Eleanor sighed, exchanging a knowing look with Jo. It was time to take the plunge.

"It was a vampire," she said in one breath. To Brandon's credit, he didn't laugh; he shook his head slowly, doing the sane thing and denying the supernatural.

"I saw it," Eleanor continued. "It jumped on the roof. I went back to El Caliente and tried that stunt, and I couldn't even touch the roof, let alone haul myself up it. Jesus, Brandon, none of us could've pulled that move off, and we climb on the regular."

"You sure it wasn't the Yao Ming of creepy guys?" he asked.

"No," Jo choked out the word. Brandon swallowed and clamped his jaw shut.

Eleanor cleared her throat and turned to Jo. "There were marks on the roof," she said. "Both sides—I think it followed the railroad tracks to the bar."

"Hold it, Nancy Drew—you went looking for the thing that did that?" Brandon said, pointing at Jo's exposed bite.

"The police sure as shit aren't going to find it." Eleanor crossed her arms. "Besides, it was a bright and sunny day."

"And did you? Find it, I mean," Jo asked softly.

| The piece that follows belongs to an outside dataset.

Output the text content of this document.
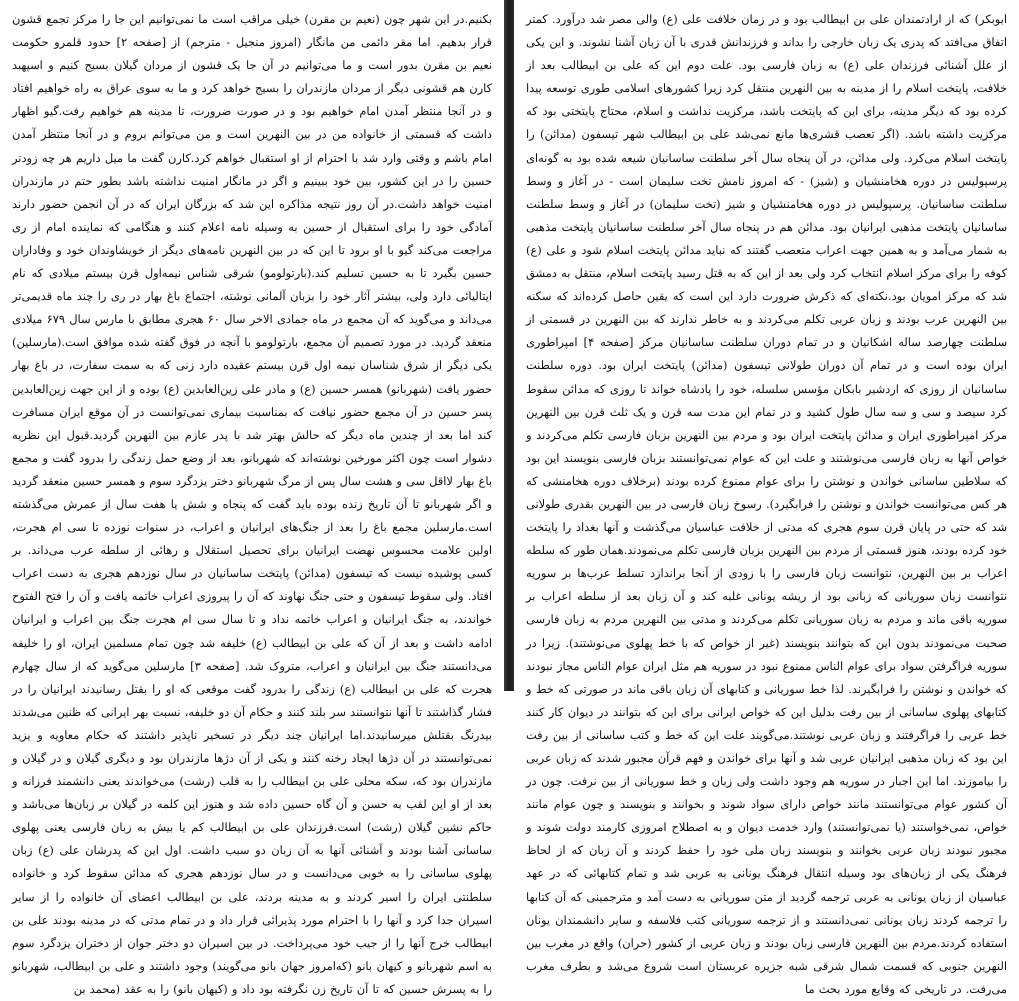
بکنیم.در این شهر چون (نعیم بن مقرن) خیلی مراقب است ما نمی‌توانیم این جا را مرکز تجمع قشون قرار بدهیم. اما مقر دائمی من مانگار (امروز منجیل - مترجم) از [صفحه ۲] حدود قلمرو حکومت نعیم بن مقرن بدور است و ما می‌توانیم در آن جا یک قشون از مردان گیلان بسیج کنیم و اسپهبد کارن هم قشونی دیگر از مردان مازندران را بسیج خواهد کرد و ما به سوی عراق به راه خواهیم افتاد و در آنجا منتظر آمدن امام خواهیم بود و در صورت ضرورت، تا مدینه هم خواهیم رفت.گیو اظهار داشت که قسمتی از خانواده من در بین النهرین است و من می‌توانم بروم و در آنجا منتظر آمدن امام باشم و وقتی وارد شد با احترام از او استقبال خواهم کرد.کارن گفت ما میل داریم هر چه زودتر حسین را در این کشور، بین خود ببینیم و اگر در مانگار امنیت نداشته باشد بطور حتم در مازندران امنیت خواهد داشت.در آن روز نتیجه مذاکره این شد که بزرگان ایران که در آن انجمن حضور دارند آمادگی خود را برای استقبال از حسین به وسیله نامه اعلام کنند و هنگامی که نماینده امام از ری مراجعت می‌کند گیو با او برود تا این که در بین النهرین نامه‌های دیگر از خویشاوندان خود و وفاداران حسین بگیرد تا به حسین تسلیم کند.(بارتولومو) شرقی شناس نیمه‌اول قرن بیستم میلادی که نام ایتالیائی دارد ولی، بیشتر آثار خود را بزبان آلمانی نوشته، اجتماع باغ بهار در ری را چند ماه قدیمی‌تر می‌داند و می‌گوید که آن مجمع در ماه جمادی الاخر سال ۶۰ هجری مطابق با مارس سال ۶۷۹ میلادی منعقد گردید. در مورد تصمیم آن مجمع، بارتولومو با آنچه در فوق گفته شده موافق است.(مارسلین) یکی دیگر از شرق شناسان نیمه اول قرن بیستم عقیده دارد زنی که به سمت سفارت، در باغ بهار حضور یافت (شهربانو) همسر حسین (ع) و مادر علی زین‌العابدین (ع) بوده و از این جهت زین‌العابدین پسر حسین در آن مجمع حضور نیافت که بمناسبت بیماری نمی‌توانست در آن موقع ایران مسافرت کند اما بعد از چندین ماه دیگر که حالش بهتر شد با پدر عازم بین النهرین گردید.قبول این نظریه دشوار است چون اکثر مورخین نوشته‌اند که شهربانو، بعد از وضع حمل زندگی را بدرود گفت و مجمع باغ بهار لااقل سی و هشت سال پس از مرگ شهربانو دختر یزدگرد سوم و همسر حسین منعقد گردید و اگر شهربانو تا آن تاریخ زنده بوده باید گفت که پنجاه و شش یا هفت سال از عمرش می‌گذشته است.مارسلین مجمع باغ را بعد از جنگ‌های ایرانیان و اعراب، در سنوات نوزده تا سی ام هجرت، اولین علامت محسوس نهضت ایرانیان برای تحصیل استقلال و رهائی از سلطه عرب می‌داند. بر کسی پوشیده نیست که تیسفون (مدائن) پایتخت ساسانیان در سال نوزدهم هجری به دست اعراب افتاد. ولی سقوط تیسفون و حتی جنگ نهاوند که آن را پیروزی اعراب خاتمه یافت و آن را فتح الفتوح خواندند، به جنگ ایرانیان و اعراب خاتمه نداد و تا سال سی ام هجرت جنگ بین اعراب و ایرانیان ادامه داشت و بعد از آن که علی بن ابیطالب (ع) خلیفه شد چون تمام مسلمین ایران، او را خلیفه می‌دانستند جنگ بین ایرانیان و اعراب، متروک شد. [صفحه ۳] مارسلین می‌گوید که از سال چهارم هجرت که علی بن ابیطالب (ع) زندگی را بدرود گفت موقعی که او را بقتل رسانیدند ایرانیان را در فشار گذاشتند تا آنها نتوانستند سر بلند کنند و حکام آن دو خلیفه، نسبت بهر ایرانی که ظنین می‌شدند بیدرنگ بقتلش میرسانیدند.اما ایرانیان چند دیگر در تسخیر ناپذیر داشتند که حکام معاویه و یزید نمی‌توانستند در آن دژها ایجاد رخنه کنند و یکی از آن دژها مازندران بود و دیگری گیلان و در گیلان و مازندران بود که، سکه محلی علی بن ابیطالب را به قلب (رشت) می‌خواندند یعنی دانشمند فرزانه و بعد از او این لقب به حسن و آن گاه حسین داده شد و هنوز این کلمه در گیلان بر زبان‌ها می‌باشد و حاکم نشین گیلان (رشت) است.فرزندان علی بن ابیطالب کم یا بیش به زبان فارسی یعنی پهلوی ساسانی آشنا بودند و آشنائی آنها به آن زبان دو سبب داشت. اول این که پدرشان علی (ع) زبان پهلوی ساسانی را به خوبی می‌دانست و در سال نوزدهم هجری که مدائن سقوط کرد و خانواده سلطنتی ایران را اسیر کردند و به مدینه بردند، علی بن ابیطالب اعضای آن خانواده را از سایر اسیران جدا کرد و آنها را با احترام مورد پذیرائی قرار داد و در تمام مدتی که در مدینه بودند علی بن ابیطالب خرج آنها را از جیب خود می‌پرداخت. در بین اسیران دو دختر جوان از دختران یزدگرد سوم به اسم شهربانو و کیهان بانو (که‌امروز جهان بانو می‌گویند) وجود داشتند و علی بن ابیطالب، شهربانو را به پسرش حسین که تا آن تاریخ زن نگرفته بود داد و (کیهان بانو) را به عقد (محمد بن

ابوبکر) که از ارادتمندان علی بن ابیطالب بود و در زمان خلافت علی (ع) والی مصر شد درآورد. کمتر اتفاق می‌افتد که پدری یک زبان خارجی را بداند و فرزندانش قدری با آن زبان آشنا نشوند. و این یکی از علل آشنائی فرزندان علی (ع) به زبان فارسی بود. علت دوم این که علی بن ابیطالب بعد از خلافت، پایتخت اسلام را از مدینه به بین النهرین منتقل کرد زیرا کشورهای اسلامی طوری توسعه پیدا کرده بود که دیگر مدینه، برای این که پایتخت باشد، مرکزیت نداشت و اسلام، محتاج پایتختی بود که مرکزیت داشته باشد. (اگر تعصب قشری‌ها مانع نمی‌شد علی بن ابیطالب شهر تیسفون (مدائن) را پایتخت اسلام می‌کرد. ولی مدائن، در آن پنجاه سال آخر سلطنت ساسانیان شیعه شده بود به گونه‌ای پرسپولیس در دوره هخامنشیان و (شیز) - که امروز نامش تخت سلیمان است - در آغاز و وسط سلطنت ساسانیان. پرسپولیس در دوره هخامنشیان و شیز (تخت سلیمان) در آغاز و وسط سلطنت ساسانیان پایتخت مذهبی ایرانیان بود. مدائن هم در پنجاه سال آخر سلطنت ساسانیان پایتخت مذهبی به شمار می‌آمد و به همین جهت اعراب متعصب گفتند که نباید مدائن پایتخت اسلام شود و علی (ع) کوفه را برای مرکز اسلام انتخاب کرد ولی بعد از این که به قتل رسید پایتخت اسلام، منتقل به دمشق شد که مرکز امویان بود.نکته‌ای که ذکرش ضرورت دارد این است که یقین حاصل کرده‌اند که سکنه بین النهرین عرب بودند و زبان عربی تکلم می‌کردند و به خاطر ندارند که بین النهرین در قسمتی از سلطنت چهارصد ساله اشکانیان و در تمام دوران سلطنت ساسانیان مرکز [صفحه ۴] امپراطوری ایران بوده است و در تمام آن دوران طولانی تیسفون (مدائن) پایتخت ایران بود. دوره سلطنت ساسانیان از روزی که اردشیر بابکان مؤسس سلسله، خود را پادشاه خواند تا روزی که مدائن سقوط کرد سیصد و سی و سه سال طول کشید و در تمام این مدت سه قرن و یک ثلث قرن بین النهرین مرکز امپراطوری ایران و مدائن پایتخت ایران بود و مردم بین النهرین بزبان فارسی تکلم می‌کردند و خواص آنها به زبان فارسی می‌نوشتند و علت این که عوام نمی‌توانستند بزبان فارسی بنویسند این بود که سلاطین ساسانی خواندن و نوشتن را برای عوام ممنوع کرده بودند (برخلاف دوره هخامنشی که هر کس می‌توانست خواندن و نوشتن را فرابگیرد). رسوخ زبان فارسی در بین النهرین بقدری طولانی شد که حتی در پایان قرن سوم هجری که مدتی از خلافت عباسیان می‌گذشت و آنها بغداد را پایتخت خود کرده بودند، هنوز قسمتی از مردم بین النهرین بزبان فارسی تکلم می‌نمودند.همان طور که سلطه اعراب بر بین النهرین، نتوانست زبان فارسی را با زودی از آنجا براندازد تسلط عرب‌ها بر سوریه نتوانست زبان سوریانی که زبانی بود از ریشه یونانی غلبه کند و آن زبان بعد از سلطه اعراب بر سوریه باقی ماند و مردم به زبان سوریانی تکلم می‌کردند و مدتی بین النهرین مردم به زبان فارسی صحبت می‌نمودند بدون این که بتوانند بنویسند (غیر از خواص که با خط پهلوی می‌نوشتند). زیرا در سوریه فراگرفتن سواد برای عوام الناس ممنوع نبود در سوریه هم مثل ایران عوام الناس مجاز نبودند که خواندن و نوشتن را فرابگیرند. لذا خط سوریانی و کتابهای آن زبان باقی ماند در صورتی که خط و کتابهای پهلوی ساسانی از بین رفت بدلیل این که خواص ایرانی برای این که بتوانند در دیوان کار کنند خط عربی را فراگرفتند و زبان عربی نوشتند.می‌گویند علت این که خط و کتب ساسانی از بین رفت این بود که زبان مذهبی ایرانیان عربی شد و آنها برای خواندن و فهم قرآن مجبور شدند که زبان عربی را بیاموزند. اما این اجبار در سوریه هم وجود داشت ولی زبان و خط سوریانی از بین نرفت. چون در آن کشور عوام می‌توانستند مانند خواص دارای سواد شوند و بخوانند و بنویسند و چون عوام مانند خواص، نمی‌خواستند (یا نمی‌توانستند) وارد خدمت دیوان و به اصطلاح امروزی کارمند دولت شوند و مجبور نبودند زبان عربی بخوانند و بنویسند زبان ملی خود را حفظ کردند و آن زبان که از لحاظ فرهنگ یکی از زبان‌های بود وسیله انتقال فرهنگ یونانی به عربی شد و تمام کتابهائی که در عهد عباسیان از زبان یونانی به عربی ترجمه گردید از متن سوریانی به دست آمد و مترجمینی که آن کتابها را ترجمه کردند زبان یونانی نمی‌دانستند و از ترجمه سوریانی کتب فلاسفه و سایر دانشمندان یونان استفاده کردند.مردم بین النهرین فارسی زبان بودند و زبان عربی از کشور (حران) واقع در مغرب بین النهرین جنوبی که قسمت شمال شرقی شبه جزیره عربستان است شروع می‌شد و بطرف مغرب می‌رفت. در تاریخی که وقایع مورد بحث ما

Eleanor shrugged. "Maybe. There's a house, and it's not far from the bar. The thing could've gotten from house to bar without being seen or crossing any major roads. If I were a murderous bloodsucker, that's how I'd travel."

Brandon's jaw slipped open again, and he stared between the two women. "Oh no, you're not going back there," he said. "Call the cops."

"And what? Tell them to just investigate this house I happen to think the attacker lives at?" Eleanor asked, cocking an eyebrow. Brandon pursed his lips and gave a hapless shrug.